Hybrid Deployment - Manual Setup
Step-by-step guide to manually deploy Valohai workers to AWS using the Console or CLI
This guide walks through manually creating all AWS resources for a Valohai hybrid deployment. Use this if you can't use CloudFormation or Terraform, or need specific customizations.

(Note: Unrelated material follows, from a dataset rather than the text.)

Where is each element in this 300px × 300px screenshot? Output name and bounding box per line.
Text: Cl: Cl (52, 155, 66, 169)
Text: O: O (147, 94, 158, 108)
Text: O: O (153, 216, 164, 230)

Prefer automation? Use Terraform or CloudFormation for faster, repeatable deployments.
Prerequisites
From Valohai:
valohai_assume_user- ARN of the Valohai user (e.g.,arn:aws:iam::635691382966:user/valohai-customer-yourcompany)queue_address- DNS name for your queue (e.g.,something.vqueue.net)
From your AWS account:
Admin access to AWS Console or CLI
Region selected (consider GPU availability)
EC2 key pair for SSH access
Contact [email protected] to receive your credentials before proceeding.
Step 1: Configure IAM Roles
Create four IAM policies and roles that Valohai needs to manage resources.
Create IAM Policies
Navigate to AWS Console > IAM > Policies and create these four policies.
Important: Replace placeholders before saving:
<AWS-ACCOUNT-ID>with your 12-digit AWS account IDvalohai-data-<AWS-ACCOUNT-ID>with your account ID (e.g.,valohai-data-123456789012)
ValohaiQueuePolicy
Allows the queue instance to read secrets from Secrets Manager.
{
"Version": "2012-10-17",
"Statement": [
{
"Sid": "0",
"Effect": "Allow",
"Action": [
"secretsmanager:GetResourcePolicy",
"secretsmanager:GetSecretValue",
"secretsmanager:DescribeSecret",
"secretsmanager:ListSecretVersionIds"
],
"Resource": "*",
"Condition": {
"StringEquals": {
"secretsmanager:ResourceTag/valohai": "1"
}
}
},
{
"Sid": "1",
"Effect": "Allow",
"Action": "secretsmanager:GetRandomPassword",
"Resource": "*"
}
]
}ValohaiWorkerPolicy
Allows worker instances to describe themselves and protect from scaledown.
{
"Version": "2012-10-17",
"Statement": [
{
"Action": "autoscaling:SetInstanceProtection",
"Resource": "*",
"Effect": "Allow",
"Sid": "1"
},
{
"Action": "ec2:DescribeInstances",
"Resource": "*",
"Effect": "Allow",
"Sid": "2"
}
]
}ValohaiS3MultipartPolicy
Allows uploading large files (>5GB) to S3.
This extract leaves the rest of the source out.